I am currently a PhD student in Stanford ICME, advised by Vasilis Syrgkanis. Prior to joining Stanford, I received by Bachelors degree in Mathematics and Bioengineering from UCLA. I am broadly insterested in the intersection of machine learning and causal inference.

Publications

Lan, Hui, and Vasilis Syrgkanis. “Causal Q-Aggregation for CATE Model Selection.” https://doi.org/10.48550/arXiv.2310.16945.

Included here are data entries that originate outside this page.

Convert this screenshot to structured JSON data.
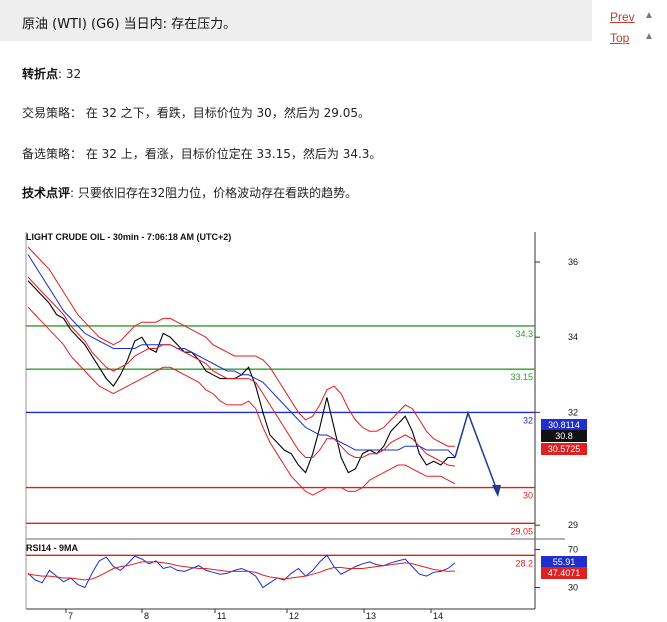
{
  "header": {
    "title": "原油 (WTI) (G6) 当日内: 存在压力。"
  },
  "nav": {
    "prev": "Prev",
    "top": "Top"
  },
  "analysis": {
    "pivot_label": "转折点",
    "pivot_value": ": 32",
    "strategy_label": "交易策略",
    "strategy_text": "： 在 32 之下，看跌，目标价位为 30，然后为 29.05。",
    "alt_label": "备选策略",
    "alt_text": "： 在 32 上，看涨，目标价位定在 33.15，然后为 34.3。",
    "comment_label": "技术点评",
    "comment_text": ": 只要依旧存在32阻力位，价格波动存在看跌的趋势。"
  },
  "chart_data": [
    {
      "type": "line",
      "title": "LIGHT CRUDE OIL - 30min - 7:06:18 AM (UTC+2)",
      "x_ticks": [
        "7",
        "8",
        "11",
        "12",
        "13",
        "14"
      ],
      "y_ticks": [
        36,
        34,
        32,
        29
      ],
      "ylim": [
        27.9,
        36.5
      ],
      "levels": [
        {
          "value": 34.3,
          "label": "34.3",
          "color": "#2e9e2e"
        },
        {
          "value": 33.15,
          "label": "33.15",
          "color": "#2e9e2e"
        },
        {
          "value": 32,
          "label": "32",
          "color": "#1f2ecc"
        },
        {
          "value": 30,
          "label": "30",
          "color": "#e02020"
        },
        {
          "value": 29.05,
          "label": "29.05",
          "color": "#e02020"
        },
        {
          "value": 28.2,
          "label": "28.2",
          "color": "#e02020"
        }
      ],
      "price_tags": [
        {
          "value": 30.8114,
          "label": "30.8114",
          "color": "#1f2ecc"
        },
        {
          "value": 30.8,
          "label": "30.8",
          "color": "#111111"
        },
        {
          "value": 30.5725,
          "label": "30.5725",
          "color": "#e02020"
        }
      ],
      "series": [
        {
          "values": [
            35.5,
            35.3,
            35.1,
            34.9,
            34.6,
            34.5,
            34.2,
            34.0,
            33.8,
            33.5,
            33.2,
            32.9,
            32.7,
            33.0,
            33.4,
            33.9,
            34.0,
            33.7,
            33.6,
            34.1,
            34.0,
            33.8,
            33.6,
            33.6,
            33.4,
            33.1,
            33.0,
            32.9,
            32.9,
            32.9,
            33.0,
            33.2,
            32.7,
            32.0,
            31.4,
            31.2,
            31.0,
            30.9,
            30.6,
            30.4,
            30.9,
            31.6,
            32.4,
            31.6,
            30.8,
            30.4,
            30.5,
            30.9,
            31.0,
            30.9,
            31.1,
            31.5,
            31.7,
            31.9,
            31.5,
            30.9,
            30.6,
            30.7,
            30.6,
            30.8,
            30.8
          ]
        },
        {
          "values": [
            36.2,
            35.9,
            35.6,
            35.3,
            35.0,
            34.7,
            34.5,
            34.3,
            34.1,
            34.0,
            33.9,
            33.8,
            33.7,
            33.7,
            33.7,
            33.7,
            33.8,
            33.8,
            33.8,
            33.8,
            33.8,
            33.7,
            33.7,
            33.6,
            33.5,
            33.4,
            33.3,
            33.2,
            33.1,
            33.1,
            33.0,
            33.0,
            32.9,
            32.8,
            32.6,
            32.4,
            32.2,
            32.0,
            31.8,
            31.6,
            31.5,
            31.4,
            31.4,
            31.3,
            31.2,
            31.1,
            31.0,
            31.0,
            31.0,
            31.0,
            31.0,
            31.0,
            31.0,
            31.1,
            31.1,
            31.1,
            31.0,
            31.0,
            31.0,
            31.0,
            30.81
          ]
        },
        {
          "values": [
            35.6,
            35.4,
            35.2,
            35.0,
            34.8,
            34.6,
            34.3,
            34.1,
            33.9,
            33.6,
            33.4,
            33.2,
            33.1,
            33.2,
            33.3,
            33.5,
            33.6,
            33.7,
            33.7,
            33.8,
            33.8,
            33.7,
            33.6,
            33.5,
            33.4,
            33.3,
            33.1,
            33.0,
            32.9,
            32.9,
            32.9,
            32.9,
            32.8,
            32.5,
            32.2,
            31.9,
            31.6,
            31.3,
            31.0,
            30.8,
            30.8,
            31.0,
            31.3,
            31.3,
            31.1,
            30.9,
            30.8,
            30.8,
            30.9,
            30.9,
            31.0,
            31.2,
            31.3,
            31.4,
            31.3,
            31.1,
            30.9,
            30.8,
            30.7,
            30.6,
            30.5725
          ]
        },
        {
          "values": [
            36.4,
            36.2,
            36.0,
            35.8,
            35.5,
            35.2,
            34.9,
            34.6,
            34.4,
            34.2,
            34.0,
            33.9,
            33.8,
            33.9,
            34.1,
            34.3,
            34.4,
            34.4,
            34.4,
            34.5,
            34.5,
            34.4,
            34.3,
            34.2,
            34.1,
            34.0,
            33.8,
            33.7,
            33.6,
            33.5,
            33.5,
            33.5,
            33.5,
            33.4,
            33.2,
            32.9,
            32.6,
            32.3,
            32.0,
            31.8,
            31.9,
            32.2,
            32.6,
            32.7,
            32.5,
            32.1,
            31.8,
            31.6,
            31.5,
            31.5,
            31.6,
            31.8,
            32.0,
            32.2,
            32.1,
            31.8,
            31.5,
            31.3,
            31.2,
            31.1,
            31.1
          ]
        },
        {
          "values": [
            34.8,
            34.6,
            34.4,
            34.2,
            34.0,
            33.8,
            33.5,
            33.3,
            33.1,
            32.9,
            32.7,
            32.6,
            32.5,
            32.6,
            32.7,
            32.8,
            32.9,
            33.0,
            33.1,
            33.2,
            33.2,
            33.1,
            33.0,
            32.9,
            32.8,
            32.6,
            32.5,
            32.3,
            32.2,
            32.2,
            32.2,
            32.3,
            32.1,
            31.6,
            31.2,
            30.9,
            30.6,
            30.3,
            30.1,
            29.9,
            29.8,
            29.9,
            30.0,
            30.0,
            30.0,
            29.9,
            29.9,
            30.0,
            30.2,
            30.3,
            30.4,
            30.5,
            30.6,
            30.6,
            30.5,
            30.4,
            30.3,
            30.3,
            30.3,
            30.2,
            30.1
          ]
        }
      ]
    },
    {
      "type": "line",
      "title": "RSI14 - 9MA",
      "y_ticks": [
        70,
        30
      ],
      "ylim": [
        20,
        80
      ],
      "price_tags": [
        {
          "value": 55.91,
          "label": "55.91",
          "color": "#1f2ecc"
        },
        {
          "value": 47.4071,
          "label": "47.4071",
          "color": "#e02020"
        }
      ],
      "series": [
        {
          "values": [
            45,
            38,
            35,
            48,
            42,
            36,
            40,
            33,
            30,
            45,
            58,
            62,
            52,
            48,
            55,
            63,
            60,
            55,
            58,
            50,
            52,
            48,
            47,
            50,
            53,
            48,
            46,
            44,
            45,
            48,
            50,
            47,
            42,
            30,
            35,
            40,
            38,
            45,
            50,
            42,
            48,
            57,
            64,
            52,
            44,
            48,
            52,
            55,
            57,
            54,
            53,
            56,
            58,
            60,
            52,
            44,
            42,
            46,
            47,
            50,
            55.91
          ]
        },
        {
          "values": [
            44,
            43,
            42,
            42,
            41,
            40,
            40,
            39,
            38,
            39,
            42,
            46,
            50,
            52,
            53,
            55,
            57,
            57,
            57,
            56,
            55,
            53,
            52,
            51,
            50,
            50,
            49,
            48,
            47,
            47,
            47,
            47,
            46,
            43,
            41,
            40,
            39,
            40,
            41,
            42,
            44,
            46,
            49,
            51,
            51,
            50,
            50,
            50,
            51,
            52,
            53,
            54,
            55,
            56,
            55,
            53,
            51,
            49,
            48,
            47,
            47.4071
          ]
        }
      ]
    }
  ]
}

Abstract: Accurate estimation of conditional average treatment effects (CATE) is at the core of personalized decision making. While there is a plethora of models for CATE estimation, model selection is a nontrivial task, due to the fundamental problem of causal inference. Recent empirical work provides evidence in favor of proxy loss metrics with double robust properties and in favor of model ensembling. However, theoretical understanding is lacking. Direct application of prior theoretical work leads to suboptimal oracle model selection rates due to the non-convexity of the model selection problem. We provide regret rates for the major existing CATE ensembling approaches and propose a new CATE model ensembling approach based on Q-aggregation using the doubly robust loss. Our main result shows that causal Q-aggregation achieves statistically optimal oracle model selection regret rates of log(M)n (with M models and n samples), with the addition of higher-order estimation error terms related to products of errors in the nuisance functions. Crucially, our regret rate does not require that any of the candidate CATE models be close to the truth. We validate our new method on many semi-synthetic datasets and also provide extensions of our work to CATE model selection with instrumental variables and unobserved confounding.

Teaching

• Course Assistant for Applied Causal Inference with Machine Learning and AI (MS&E 228, Stanford)